佐登美を厳しく監視する敏子の存在。ずっと、解放される事の無い緊張感……確かに、自分は疲れていたのかもしれない。
早苗は笑い話の様に、佐登美の話しを文也に聞かせている。
あれ程文也との結婚を反対した早苗が、文也を交えて和やかな時間を過ごしている。
反対に、義理の息子が出来てはしゃいでいる様にも見える。
結局のところ、自分に従わない娘に腹を立てていただけなのかもしれない……
対照的に、父の耕一郎はあからさまに仏頂面を崩そうとしない。
早苗の
「ねぇお父さん」
の言葉に表情を変える事無く、話に加わる事もしない。
「えっ?幽霊?止めてくれよ。家の家族はずっとあそこに住んでるけど、今迄そんな話、聞いた事も無いよ」
文也は笑いながら否定した。
「大丈夫だよ!幽霊だろうが何だろうが僕が付いてるから、だから一緒に帰ろう……佐登美」
「文也さん!佐登美をよろしくね」
「はい!」
文也は自宅にいる時よりもよく喋り、良く笑顔を見せている。嫁の実家だから気を使っているのか……と言うより、重蔵や敏子の前の文也の方が、気を使っている気がする。
佐登美は仕方無く、文也とあの家へ帰る事にした。
帰りの車の中、文也はさっきと打って変わって一言も喋ら無い。
佐登美も、何を言っても否定されるのは分かっている。もう何も話す気持ちにもならなかった。誰にも信じて貰え無い事に、もはや夢だったのか?むしろ夢であって欲しいと思い始めていた。
駐車場に車が停まると、佐登美は渋々車から降りる。
玄関へ向かう文也の後ろを早足で追う。
扉を開ける文也に隠れる様に中を覗くと……いきなり仁王立ちした敏子が目に入った。
『目ん玉ひん剥いて』とよく聞くが、まさにこう言う事なのかと思える表情の敏子がいた。

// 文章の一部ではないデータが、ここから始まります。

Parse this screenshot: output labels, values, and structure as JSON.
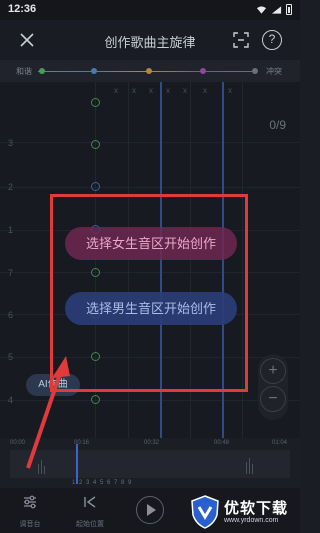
{
  "status_bar": {
    "time": "12:36"
  },
  "header": {
    "title": "创作歌曲主旋律"
  },
  "mood_bar": {
    "left_label": "和谐",
    "right_label": "冲突"
  },
  "staff": {
    "counter": "0/9",
    "row_numbers": [
      "3",
      "2",
      "1",
      "7",
      "6",
      "5",
      "4"
    ],
    "x_marks": [
      "x",
      "x",
      "x",
      "x",
      "x",
      "x",
      "x"
    ]
  },
  "prompts": {
    "female": "选择女生音区开始创作",
    "male": "选择男生音区开始创作"
  },
  "ai_button": "AI作曲",
  "zoom": {
    "plus": "+",
    "minus": "−"
  },
  "timeline": {
    "ticks": [
      "00:00",
      "00:16",
      "00:32",
      "00:48",
      "01:04"
    ],
    "numbers": "1 2 3 4 5 6 7 8 9"
  },
  "toolbar": {
    "adjust_label": "调音台",
    "start_label": "起始位置"
  },
  "watermark": {
    "name": "优软下载",
    "url": "www.yrdown.com"
  },
  "colors": {
    "highlight_box": "#e03a3a",
    "playhead": "#3f63c9"
  }
}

「こんな時間に、ふしだらな娘だ!いったいお前の親はどんな躾してんだい!」
いきなり敏子の罵声が飛んで来た。
「母さん‼︎」
文也が遮るが、敏子は辞めようとしない。
「遊び歩いて迎えに来させるなんて図々しい。なんの役にもたたないんだから、さっさと出て行けばいいんだ!」
「止めろ‼︎」
文也は珍しく声を荒げ、敏子に反発した。
「なんだい……お前……」
敏子は文也を睨み付け、足元のスリッパラックを蹴飛ばし威嚇する。
動じない文也と暫し睨み合い。
「ふん‼︎」
敏子は、悔しげにリビングに消えて行った。
文也の硬直した顔が、佐登美を見てほころんだ。
「心配で……多分、愛情表現なんだよ」
「愛情?……表現?」
敏子の言葉からも、文也との様子を見ても、その言葉はどちらからも感じられ無い。